One of the applications of wurtzite gallium based nitride compounds will be to provide optoelectronic devices from 6.2eV (AlN) to 1.89eV (InN). This will depend on the possibility to grow wurtzite AlGaN and InGaN ternary alloys. As expected, the most difficult region is InGaN due to the large misfit between GaN and InN (= 10%), in this case, ordering, phase separation and growth instabilities have been reported. In the case of AlN and GaN, the misfit is smaller (∼ 2.5%) and one would expect more stable growth. However, it was in this system that ordering along the c axis between AlN and GaN was reported for the first time.
In this work, we have found that the growth of AlGaN may be more complicated. Not only the wurtzite lattice can be decreased to simple hexagonal by AlN/GaN ordering along the c axis, but the growth can lead to other types of stackings.
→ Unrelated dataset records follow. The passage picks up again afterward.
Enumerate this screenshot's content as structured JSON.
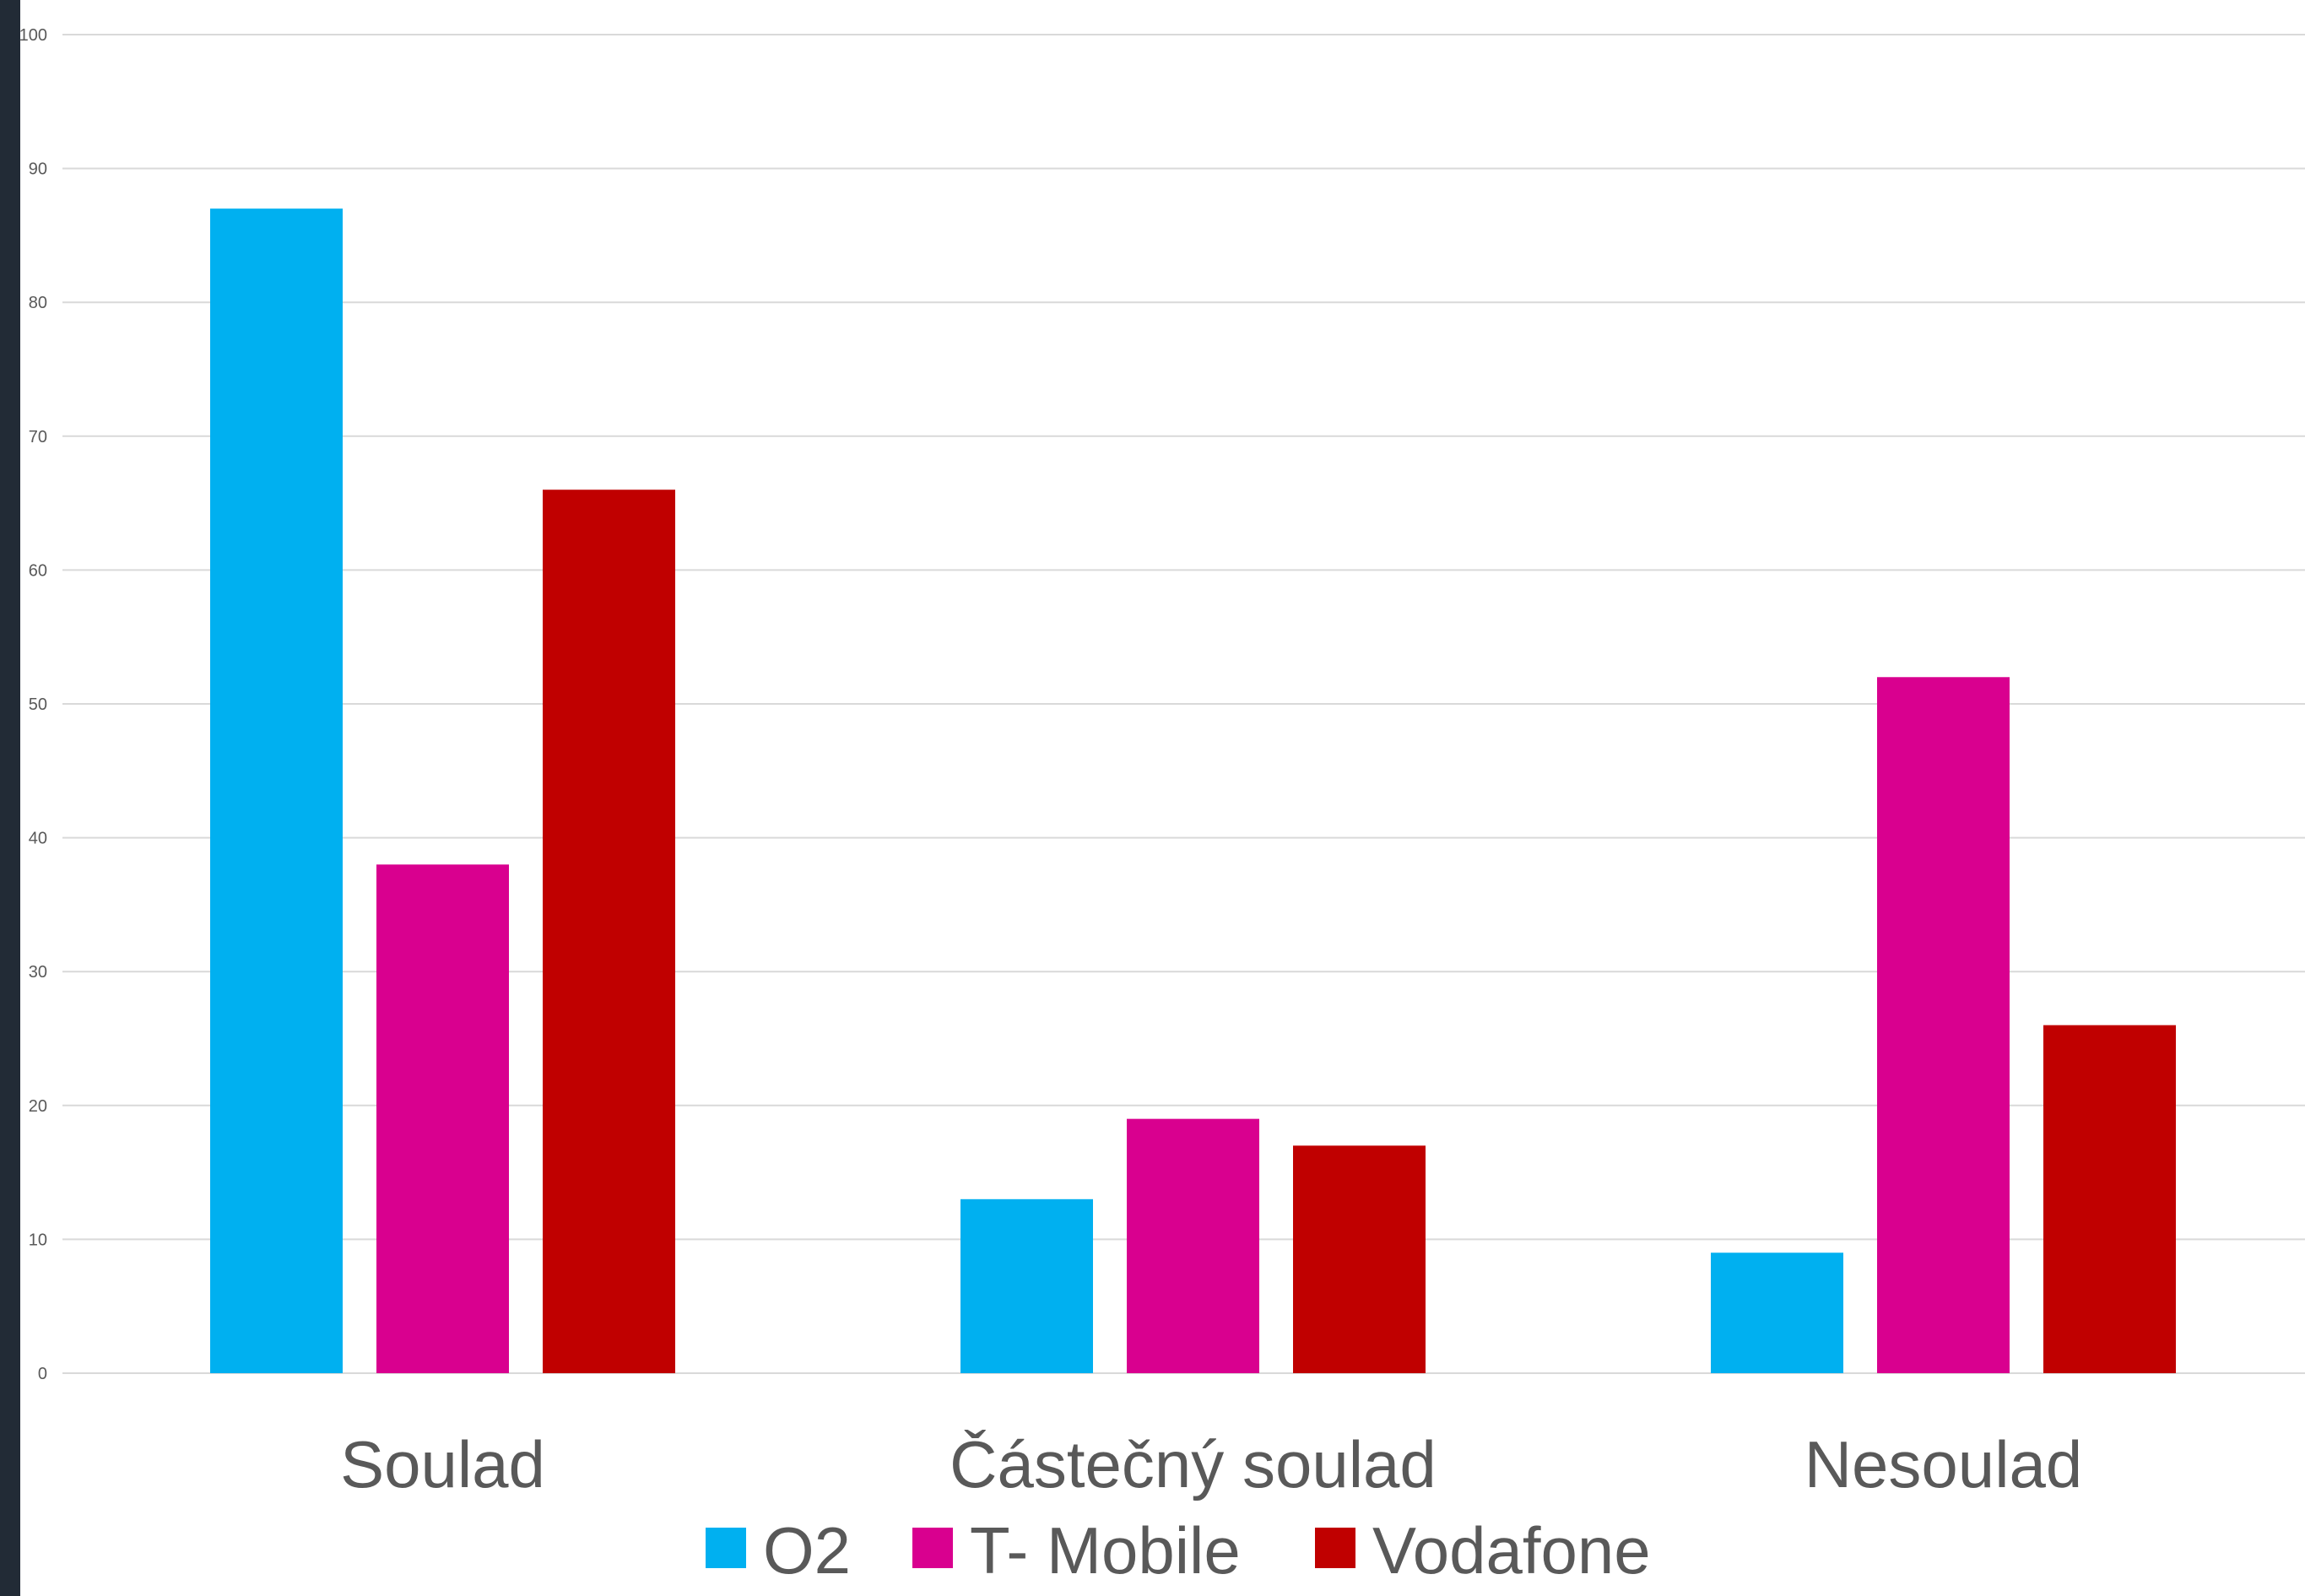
{
  "chart_data": {
    "type": "bar",
    "categories": [
      "Soulad",
      "Částečný soulad",
      "Nesoulad"
    ],
    "series": [
      {
        "name": "O2",
        "values": [
          87,
          13,
          9
        ],
        "color": "#00b0f0"
      },
      {
        "name": "T- Mobile",
        "values": [
          38,
          19,
          52
        ],
        "color": "#d9008f"
      },
      {
        "name": "Vodafone",
        "values": [
          66,
          17,
          26
        ],
        "color": "#c00000"
      }
    ],
    "yticks": [
      "0",
      "10",
      "20",
      "30",
      "40",
      "50",
      "60",
      "70",
      "80",
      "90",
      "100"
    ],
    "ylim": [
      0,
      100
    ],
    "grid": true,
    "legend": "bottom"
  }
}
Even in the low Al composition range, 10 - 15%, we have found that three processes can operate:
1. Ordering into AlN/GaN as two simple hexagonal sublattices.
2. The 3:1 ordering which has been recently reported to occur in InGaN.
3. A new type of ordering where diffraction experiments (XR and electron diffraction) detect superlattice reflection with a period close to 3 nm. The most adequate model which was found to take this into account shows that, in these growth conditions, the system has preferred to form one AlN cell in between 5 GaN cells, leading to a 5:1 ordering.